Henry Edward Kendall Junior (1805–9 June 1885) was a British architect.

==Background==
Kendall was the son of Henry Edward Kendall, also an architect. Both were among the co-founders of what became the Royal Institute of British Architects.

==Early career==
The two initially shared a practice, which in 1834 was located at 17 Suffolk Street, London. The Esplanade and Tunnel in Kemp Town, Brighton, dating between 1828 and 1830, was one of their notable works.
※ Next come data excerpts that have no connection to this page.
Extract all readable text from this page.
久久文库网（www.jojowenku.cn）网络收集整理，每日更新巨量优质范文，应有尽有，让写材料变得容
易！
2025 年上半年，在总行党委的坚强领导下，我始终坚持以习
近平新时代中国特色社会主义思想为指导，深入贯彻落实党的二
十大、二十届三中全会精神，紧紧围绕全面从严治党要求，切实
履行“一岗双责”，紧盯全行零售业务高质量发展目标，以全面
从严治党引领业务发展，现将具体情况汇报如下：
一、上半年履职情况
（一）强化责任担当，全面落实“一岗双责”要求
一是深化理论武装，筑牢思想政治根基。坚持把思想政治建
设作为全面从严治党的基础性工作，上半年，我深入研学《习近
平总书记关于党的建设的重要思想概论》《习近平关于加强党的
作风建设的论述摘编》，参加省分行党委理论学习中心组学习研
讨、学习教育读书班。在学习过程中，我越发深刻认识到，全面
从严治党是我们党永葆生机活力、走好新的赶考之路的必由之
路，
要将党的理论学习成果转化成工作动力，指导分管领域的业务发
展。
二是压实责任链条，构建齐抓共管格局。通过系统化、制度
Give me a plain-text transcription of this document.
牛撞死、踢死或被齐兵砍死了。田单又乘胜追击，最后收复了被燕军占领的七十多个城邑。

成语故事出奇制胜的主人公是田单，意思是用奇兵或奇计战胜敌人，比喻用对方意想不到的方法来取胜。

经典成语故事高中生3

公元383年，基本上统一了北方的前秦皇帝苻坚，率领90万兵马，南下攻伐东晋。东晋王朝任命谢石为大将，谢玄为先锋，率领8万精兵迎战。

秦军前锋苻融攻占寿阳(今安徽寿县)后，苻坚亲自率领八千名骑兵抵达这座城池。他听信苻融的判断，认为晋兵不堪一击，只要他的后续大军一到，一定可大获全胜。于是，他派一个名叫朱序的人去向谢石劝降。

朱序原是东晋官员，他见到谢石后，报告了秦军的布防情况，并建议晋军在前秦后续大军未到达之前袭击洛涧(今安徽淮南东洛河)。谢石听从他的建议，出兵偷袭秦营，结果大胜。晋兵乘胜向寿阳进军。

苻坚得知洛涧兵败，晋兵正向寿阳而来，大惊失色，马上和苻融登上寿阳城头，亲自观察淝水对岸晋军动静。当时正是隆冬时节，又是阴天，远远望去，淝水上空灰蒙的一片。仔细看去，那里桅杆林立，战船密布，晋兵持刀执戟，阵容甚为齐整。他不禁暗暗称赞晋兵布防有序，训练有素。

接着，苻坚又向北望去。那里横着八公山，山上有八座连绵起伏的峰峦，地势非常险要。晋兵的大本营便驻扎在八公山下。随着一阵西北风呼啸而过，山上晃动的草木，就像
Lewis Cubitt was amongst those who worked at the practice before setting up on his own.

==Many works==
Kendall's works included schools, a few churches including the round-arched church of St John, Harrow Road, Kensal Green (1844), parsonages, two lunatic asylums (Herrison Hospital and St Francis Hospital) and many houses including the remodelling of Knebworth House (1843), Shuckburgh Hall (1844), 'Pope's Villa', Twickenham (built c. 1845 on the site of Alexander Pope's house, which had been demolished in 1808/09), and a house in Farnborough, Hampshire, built in 1860 for publisher Thomas Longman, subsequently home of Empress Eugénie of France and, since 1927, home to Farnborough Hill Girls School. He also designed the mausoleum of the 2nd Earl of Kilmorey and his mistress, built in Brompton Cemetery, London, in 1854, then relocated to Woburn Park, Chertsey in 1862, and moved to Isleworth in 1870.
He was District Surveyor for Hampstead from 1844 and produced a book on school designs.
Elsewhere in London he designed the Stonebridge Park Estate (originally intended to be called Harlesdon Park), a select estate of detached and semi-detached houses, two of which survive (though one is currently under threat of demolition by Brent Council). A view of the projected estate, showing a church that was in fact never built, depicts an idealised Victorian middle-class suburb.  The estate was advertised by its developers as follows: "The aspect is South and South West overlooking 30 miles of beautiful country and THE SURREY HILLS.  The surrounding lands are the property of large landholders or Ecclesiastical Corporations thus rendering it certain that no small houses or nuisances will be built in the neighbourhood ... It is proposed that Gates and Lodges shall be erected and the roads kept quite private ... this will render the Park like a Private Garden and will ... effectually Prevent all beggars, and similar annoyances, and all those little petty thefts and injuries which are so vexatious, and which are so frequently committed in the gardens and out-buildings in the neighbourhood of the Metropolis".  By 1876 over 60 "smart new villas" had been built, along with the large 'Stonebridge Park Hotel'.  Stonebridge Park became the home of many of the men who ran the Willesden Urban District's local government.  Towards the end of his career, Kendall established a practice with his son-in-law, Frederick Mew.

==Paintings==
Kendall exhibited paintings of architectural subjects at the Royal Academy between 1827 and 1862.

==Death==
He died in 1885 in Paddington, aged 79.